Raising capital was hard. People told me it would take twice as long as I anticipated, and they were mostly right. In retrospect, it makes sense that it took longer than I had hoped. When you first start trying to raise investment—in particular with angel investors (who invest their own money, unlike venture capitalists, who invest on behalf of a fund)—you’ll meet possible investors, and before long, you’ll ask them, “So, are you going to invest?” If you’re still around a few months later and you’ve accomplished a lot in that time, that makes the decision much easier for the investor. You have to create a sense of urgency for them. For example, if you have a few investors on the edge of a decision, set a deadline so there’s a sense of “missing out” if they don’t commit by that time, or set investment tranches; these are milestones you have to meet to get more money. It generally works like this: the investor invests a small amount, and if you meet an agreed-upon milestone, you get more money; if you don’t meet it, the investor gets more equity. RelishMBA doesn’t currently have any tranches in place, but we’d consider them for the right deal. The Batten Institute staff and lawyers (whose services we won through a business competition) helped us structure terms with investors.

We were working around the clock during our second year, pushing RelishMBA forward and being full-time MBA students. Sometimes it feels like it’s easier to get things done when you’re crazy busy because there’s absolutely no time to procrastinate—so you don’t. This is what my Darden second year felt like. I thought that if I was going to pursue the venture full-time (and I had already decided to) and pass up a high salary, then I was going to do as much as possible to grow the business while I was still in school. For me, this meant ramping up the sales pipeline by having initial calls and conducting Web demos with Fortune 500 recruiters. For Zach, it meant finishing up our newly developed Web platform (we mostly outsourced our Web development, and Zach was/still is the day-to-day product manager). A couple classes we took our last quarter featured entrepreneurial speakers talking about their struggles to get to where they are now. These discussions kept us going through those last few months. Takeaways like “you’ll regret it if you let it go” made us realize there was no way we were quitting.

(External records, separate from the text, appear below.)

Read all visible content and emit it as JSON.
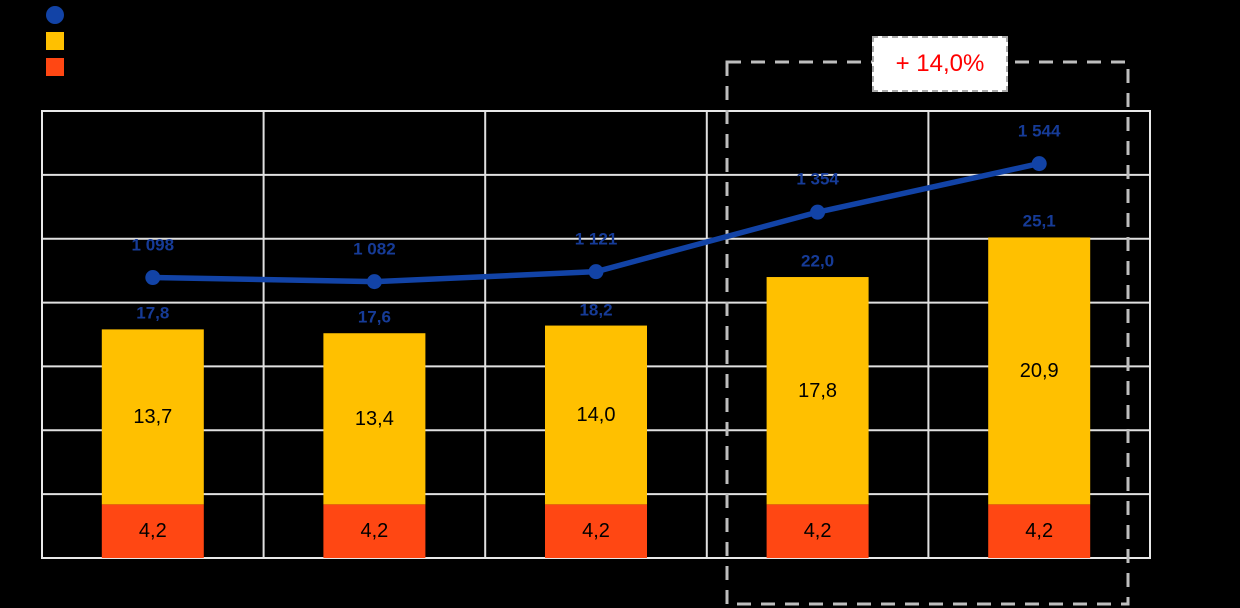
{
  "page": {
    "background": "#000000"
  },
  "legend": {
    "items": [
      {
        "name": "line-series",
        "marker": "circle",
        "color": "#1243A6",
        "label": ""
      },
      {
        "name": "yellow-bar-series",
        "marker": "square",
        "color": "#FFC000",
        "label": ""
      },
      {
        "name": "orange-bar-series",
        "marker": "square",
        "color": "#FF4713",
        "label": ""
      }
    ]
  },
  "chart_data": {
    "type": "bar",
    "subtype": "stacked-bars-with-line-overlay",
    "categories": [
      "",
      "",
      "",
      "",
      ""
    ],
    "series": [
      {
        "name": "blue-line",
        "type": "line",
        "color": "#1243A6",
        "label_color": "#163B97",
        "values": [
          1098,
          1082,
          1121,
          1354,
          1544
        ],
        "labels": [
          "1 098",
          "1 082",
          "1 121",
          "1 354",
          "1 544"
        ]
      },
      {
        "name": "yellow-segment",
        "type": "bar",
        "color": "#FFC000",
        "values": [
          13.7,
          13.4,
          14.0,
          17.8,
          20.9
        ],
        "labels": [
          "13,7",
          "13,4",
          "14,0",
          "17,8",
          "20,9"
        ]
      },
      {
        "name": "orange-segment",
        "type": "bar",
        "color": "#FF4713",
        "values": [
          4.2,
          4.2,
          4.2,
          4.2,
          4.2
        ],
        "labels": [
          "4,2",
          "4,2",
          "4,2",
          "4,2",
          "4,2"
        ]
      }
    ],
    "totals": {
      "values": [
        17.8,
        17.6,
        18.2,
        22.0,
        25.1
      ],
      "labels": [
        "17,8",
        "17,6",
        "18,2",
        "22,0",
        "25,1"
      ],
      "label_color": "#163B97"
    },
    "primary_axis": {
      "min": 0,
      "max": 35,
      "gridline_step": 5
    },
    "secondary_axis": {
      "min": 0,
      "max": 1750
    },
    "grid": true,
    "grid_color": "#E0E0E0",
    "legend_position": "top-left",
    "annotation": {
      "label": "+ 14,0%",
      "text_color": "#FF0000",
      "box_fill": "#FFFFFF",
      "highlight_last_n_categories": 2,
      "highlight_border_color": "#BEBEBE"
    }
  }
}
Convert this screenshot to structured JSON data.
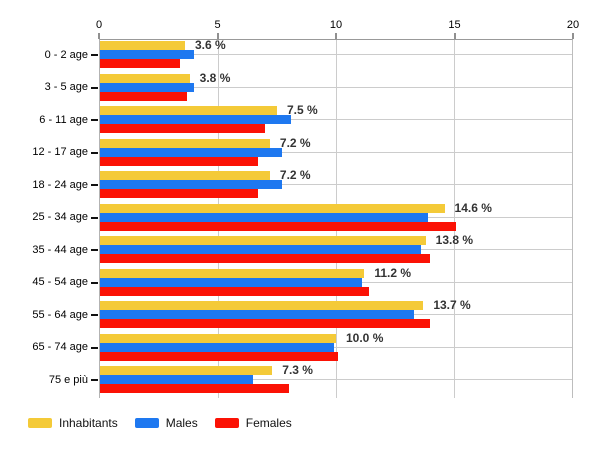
{
  "chart_data": {
    "type": "bar",
    "orientation": "horizontal",
    "title": "",
    "xlabel": "",
    "ylabel": "",
    "xlim": [
      0,
      20
    ],
    "x_ticks": [
      "0",
      "5",
      "10",
      "15",
      "20"
    ],
    "grid": true,
    "legend_position": "bottom",
    "background_color": "#ffffff",
    "gridline_color": "#cccccc",
    "categories": [
      "0 - 2 age",
      "3 - 5 age",
      "6 - 11 age",
      "12 - 17 age",
      "18 - 24 age",
      "25 - 34 age",
      "35 - 44 age",
      "45 - 54 age",
      "55 - 64 age",
      "65 - 74 age",
      "75 e più"
    ],
    "series": [
      {
        "name": "Inhabitants",
        "color": "#f4ca38",
        "values": [
          3.6,
          3.8,
          7.5,
          7.2,
          7.2,
          14.6,
          13.8,
          11.2,
          13.7,
          10.0,
          7.3
        ]
      },
      {
        "name": "Males",
        "color": "#1e78f0",
        "values": [
          4.0,
          4.0,
          8.1,
          7.7,
          7.7,
          13.9,
          13.6,
          11.1,
          13.3,
          9.9,
          6.5
        ]
      },
      {
        "name": "Females",
        "color": "#fb1205",
        "values": [
          3.4,
          3.7,
          7.0,
          6.7,
          6.7,
          15.1,
          14.0,
          11.4,
          14.0,
          10.1,
          8.0
        ]
      }
    ],
    "value_labels": [
      "3.6 %",
      "3.8 %",
      "7.5 %",
      "7.2 %",
      "7.2 %",
      "14.6 %",
      "13.8 %",
      "11.2 %",
      "13.7 %",
      "10.0 %",
      "7.3 %"
    ],
    "value_labels_series": "Inhabitants"
  }
}
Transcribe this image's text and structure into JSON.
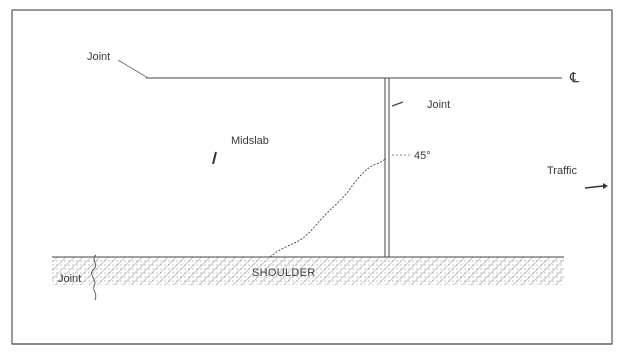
{
  "labels": {
    "joint_top": "Joint",
    "centerline_symbol": "℄",
    "joint_transverse": "Joint",
    "midslab": "Midslab",
    "angle": "45°",
    "traffic": "Traffic",
    "shoulder": "SHOULDER",
    "joint_shoulder": "Joint"
  },
  "colors": {
    "ink": "#3a3a3a",
    "frame": "#555555",
    "hatch": "#777777",
    "background": "#ffffff"
  }
}
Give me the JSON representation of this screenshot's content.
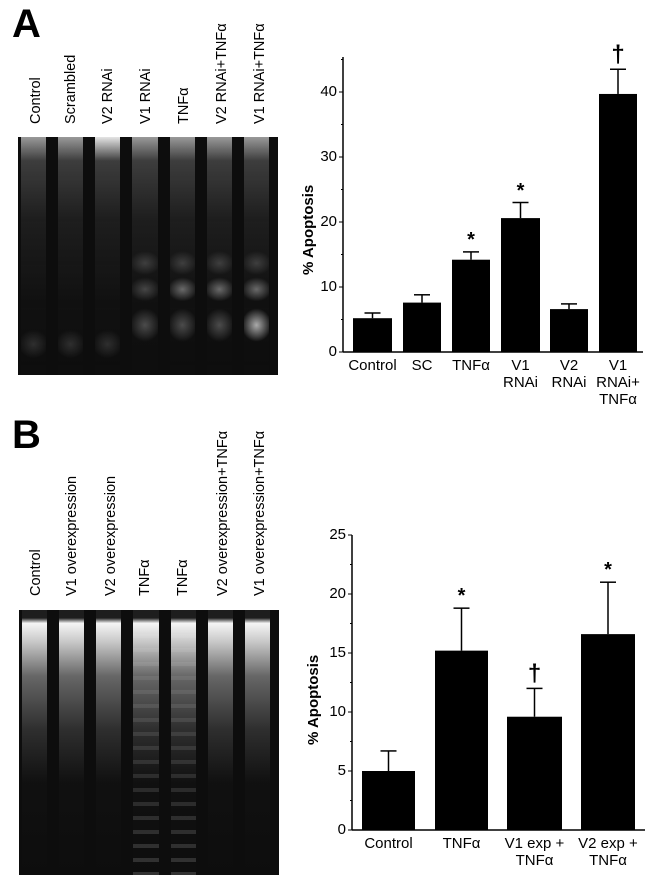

Now it’s been half a year since graduation. We’re in the i.Lab for a second year (you can be in it for up to three years, but you don’t get the same financial benefits as you do in the first year). We’ve grown our user base (MBA candidates) to 45 schools with seven times user growth, signed up a bunch more customers (MBA recruiters) with recurring revenue, hired more people for our team, and been working our butts off trying to scale RelishMBA to be a mainstream factor in the MBA recruiting process.

Darden’s entrepreneurial ecosystem has been invaluable to our success (both personally and related to the venture), so much so that we continue to rely on its support and resources today. I’m not sure how we would have started RelishMBA without the resources and support that Darden offers.